Bandurski noted that in April, the People’s Daily was among the party-run news outlets encouraging investors to buy stocks on the assumption that prices would keep rising, despite occasional hiccups.

“I think people’s memories are long enough that they can remember how this began,” he said. “They were pushing the Kool-Aid,” he said.

The home page of Xinhua news agency was highlighting a report about Chinese President Xi Jinping’s (習近平) visit to Tibet in 1998, when he was a provincial official in eastern China. On Monday, the 7pm news broadcast on China Central Television, the country’s main TV network, also skipped mention of the plummet in stock prices.

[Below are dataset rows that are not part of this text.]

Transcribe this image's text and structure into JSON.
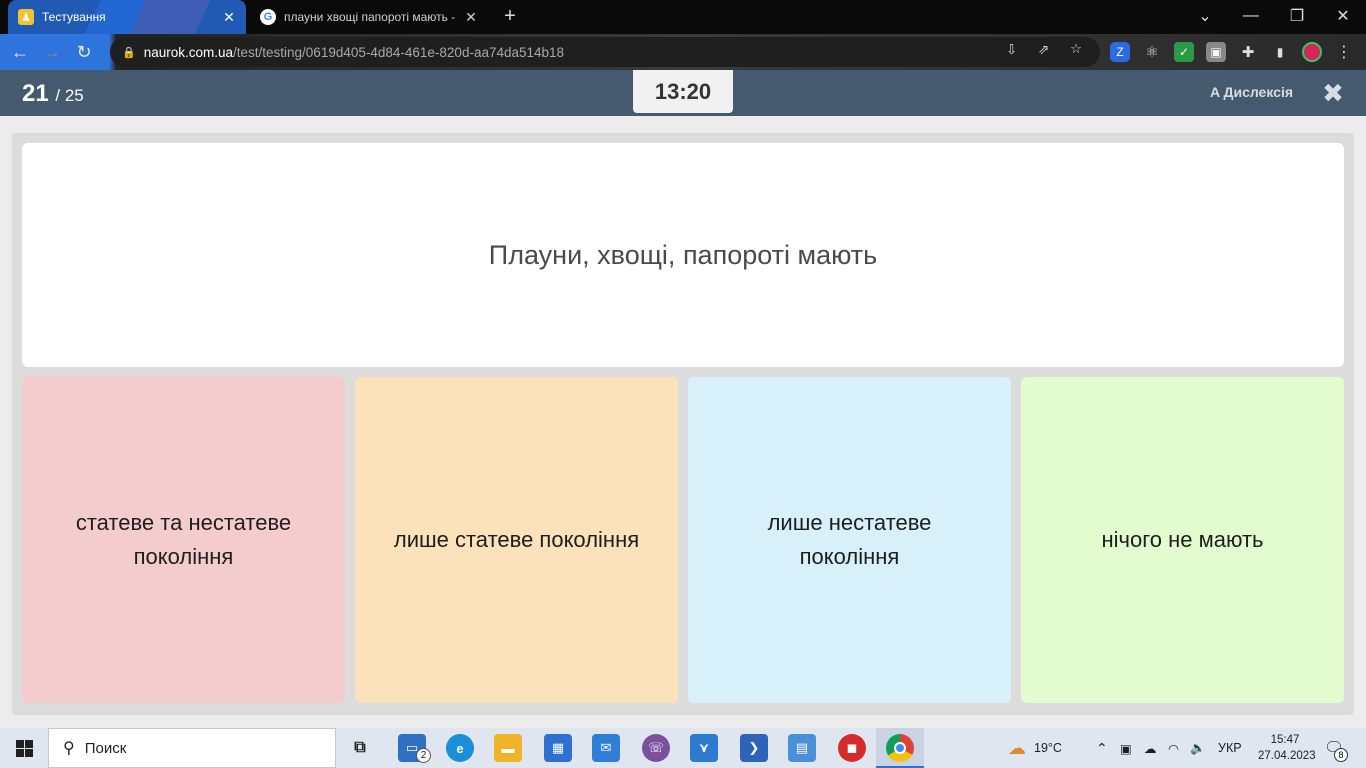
{
  "browser": {
    "tabs": [
      {
        "title": "Тестування",
        "active": true
      },
      {
        "title": "плауни хвощі папороті мають -",
        "active": false
      }
    ],
    "new_tab": "+",
    "url_host": "naurok.com.ua",
    "url_path": "/test/testing/0619d405-4d84-461e-820d-aa74da514b18"
  },
  "app": {
    "question_current": "21",
    "question_total": "/ 25",
    "timer": "13:20",
    "dyslexia_label": "Дислексія",
    "close": "✖"
  },
  "question": {
    "text": "Плауни, хвощі, папороті мають"
  },
  "answers": [
    {
      "label": "статеве та нестатеве покоління",
      "color": "#f5cccd"
    },
    {
      "label": "лише статеве покоління",
      "color": "#fbe2ba"
    },
    {
      "label": "лише нестатеве покоління",
      "color": "#d8f0fa"
    },
    {
      "label": "нічого не мають",
      "color": "#e2fccf"
    }
  ],
  "taskbar": {
    "search_placeholder": "Поиск",
    "weather": "19°C",
    "language": "УКР",
    "time": "15:47",
    "date": "27.04.2023",
    "notifications": "8",
    "badge_count": "2"
  }
}
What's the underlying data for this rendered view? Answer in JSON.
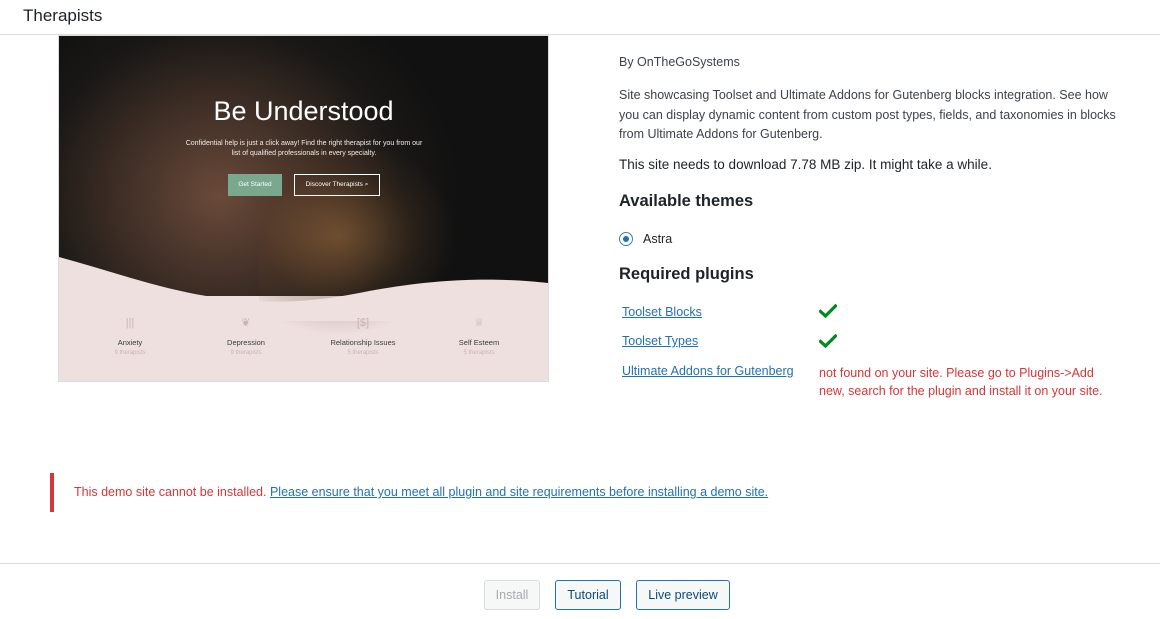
{
  "modal": {
    "title": "Therapists"
  },
  "preview": {
    "hero_title": "Be Understood",
    "hero_subtitle": "Confidential help is just a click away! Find the right therapist for you from our list of qualified professionals in every specialty.",
    "cta_primary": "Get Started",
    "cta_secondary": "Discover Therapists",
    "categories": [
      {
        "name": "Anxiety",
        "count": "9 therapists",
        "icon": "bars-icon"
      },
      {
        "name": "Depression",
        "count": "9 therapists",
        "icon": "brain-icon"
      },
      {
        "name": "Relationship Issues",
        "count": "5 therapists",
        "icon": "dollar-box-icon"
      },
      {
        "name": "Self Esteem",
        "count": "5 therapists",
        "icon": "crown-icon"
      }
    ]
  },
  "site": {
    "author": "By OnTheGoSystems",
    "description": "Site showcasing Toolset and Ultimate Addons for Gutenberg blocks integration. See how you can display dynamic content from custom post types, fields, and taxonomies in blocks from Ultimate Addons for Gutenberg.",
    "download_note": "This site needs to download 7.78 MB zip. It might take a while."
  },
  "themes": {
    "heading": "Available themes",
    "items": [
      {
        "name": "Astra",
        "selected": true
      }
    ]
  },
  "plugins": {
    "heading": "Required plugins",
    "items": [
      {
        "name": "Toolset Blocks",
        "status": "ok"
      },
      {
        "name": "Toolset Types",
        "status": "ok"
      },
      {
        "name": "Ultimate Addons for Gutenberg",
        "status": "missing",
        "message": "not found on your site. Please go to Plugins->Add new, search for the plugin and install it on your site."
      }
    ]
  },
  "notice": {
    "error_text": "This demo site cannot be installed.",
    "link_text": "Please ensure that you meet all plugin and site requirements before installing a demo site."
  },
  "footer": {
    "install_label": "Install",
    "tutorial_label": "Tutorial",
    "live_preview_label": "Live preview"
  },
  "colors": {
    "error": "#d63638",
    "link": "#2271b1",
    "check": "#008a20",
    "hero_button": "#7aa88f",
    "preview_bg": "#efe0e0"
  }
}
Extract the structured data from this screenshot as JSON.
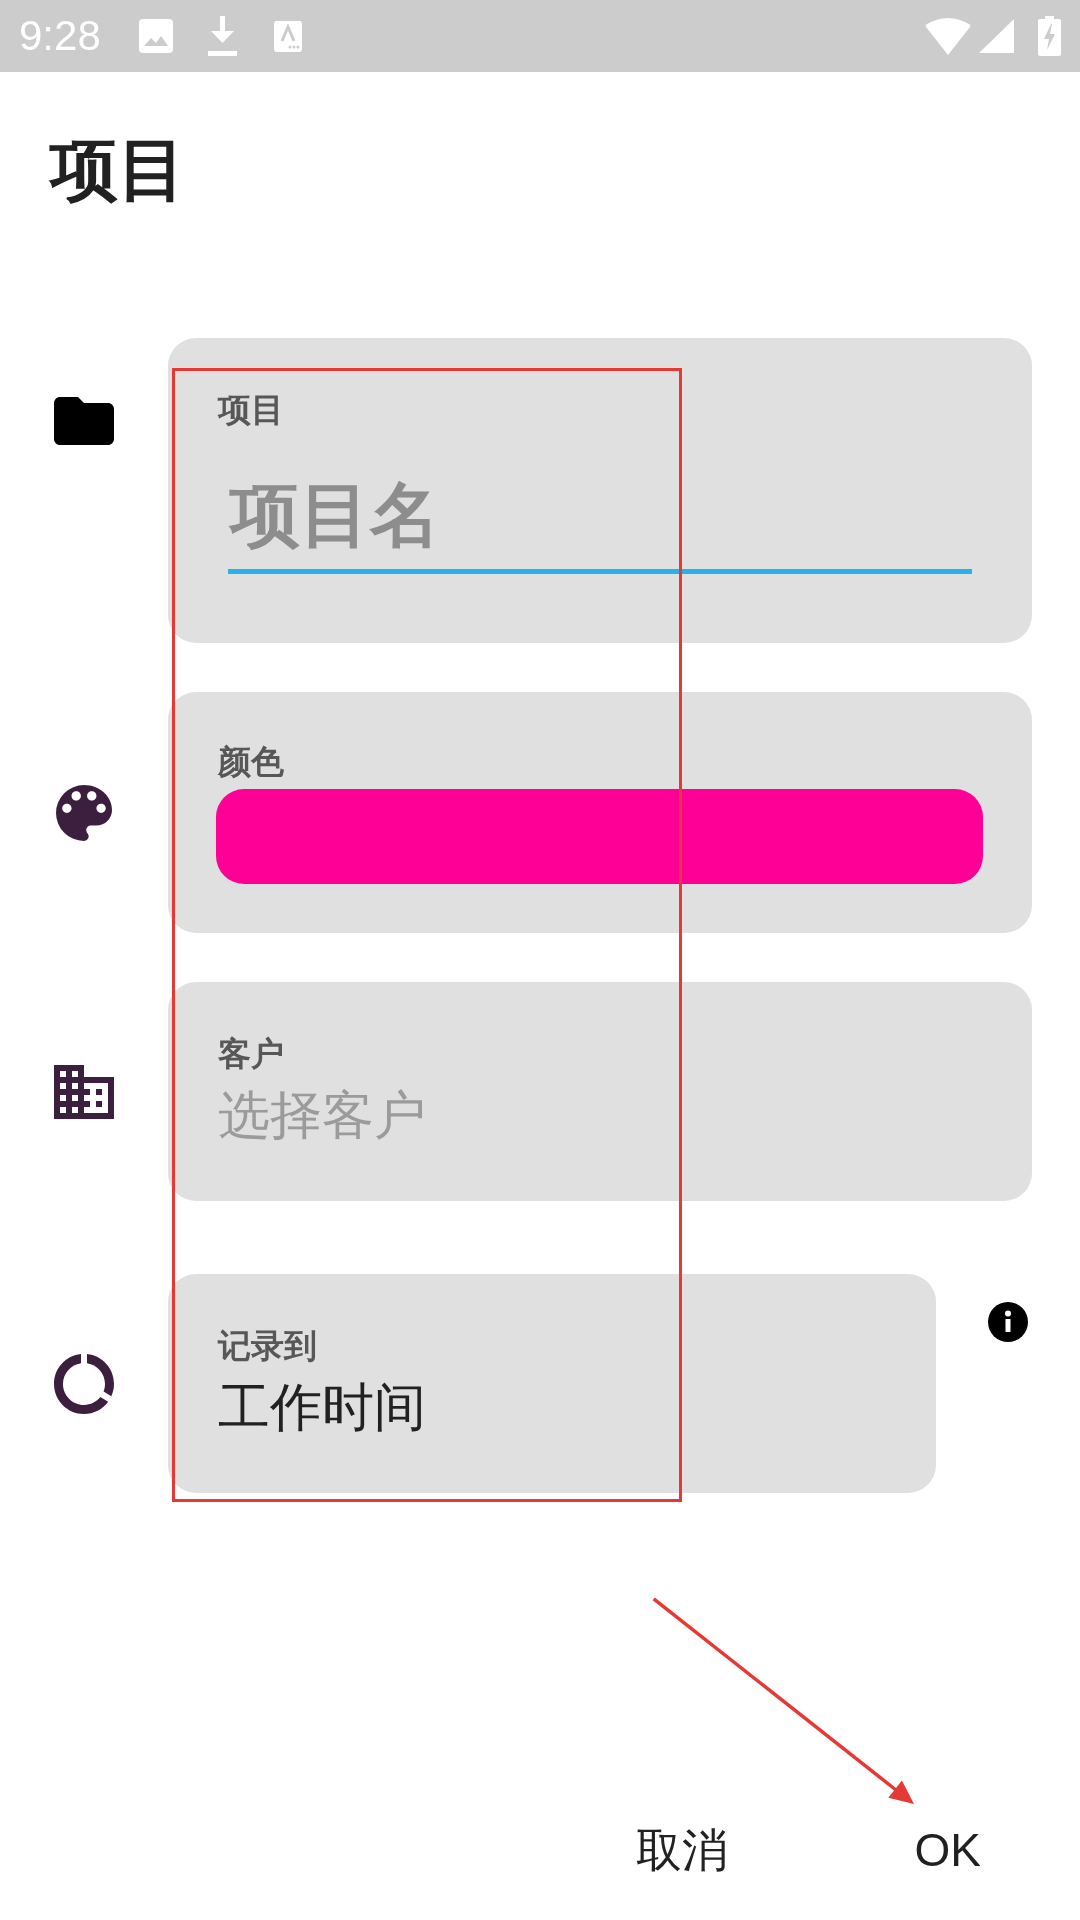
{
  "status_bar": {
    "time": "9:28"
  },
  "title": "项目",
  "fields": [
    {
      "kind": "text",
      "label": "项目",
      "placeholder": "项目名",
      "info": false
    },
    {
      "kind": "color",
      "label": "颜色",
      "color": "#ff0096",
      "info": false
    },
    {
      "kind": "picker",
      "label": "客户",
      "placeholder": "选择客户",
      "info": false
    },
    {
      "kind": "picker",
      "label": "记录到",
      "value": "工作时间",
      "info": true
    }
  ],
  "buttons": [
    {
      "label": "取消"
    },
    {
      "label": "OK"
    }
  ],
  "annotations": {
    "box": true,
    "arrow": true
  }
}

China Digital Times, a Web site which collates leaked, confidential propaganda and censorship directives to Chinese journalists, reported that journalists were told in June to keep coverage of the stock markets strictly in line with official rules intended to deter pessimism or panic.

“Do not conduct in-depth analysis and do not speculate on or assess the direction of the market,” the instructions said, according to Berkeley, California-based China Digital Times.

“Do not exaggerate panic or sadness. Do not use emotionally charged words such as ‘slump,’ ‘spike’ or ‘collapse,’” the instructions said.

Other newspapers and Web sites in China reported on the market turmoil, although often presenting China as an unlikely bystander in a wider global downturn.

Some parts of the Chinese media that are less firmly yoked to echoing the party leadership’s positions voiced rival views of what the government should do about the stock market slump. Some said the government should do more. Others said it was time to quit intervening.

Securities Daily, a leading financial newspaper, seized the opportunity to urge the government to do more to prop up stock prices.

“The slump in the stock markets is destroying what remains of investor confidence, and this problem is profoundly serious,” the newspaper said in a front-page commentary. It called for stronger government measures to shore up stock prices.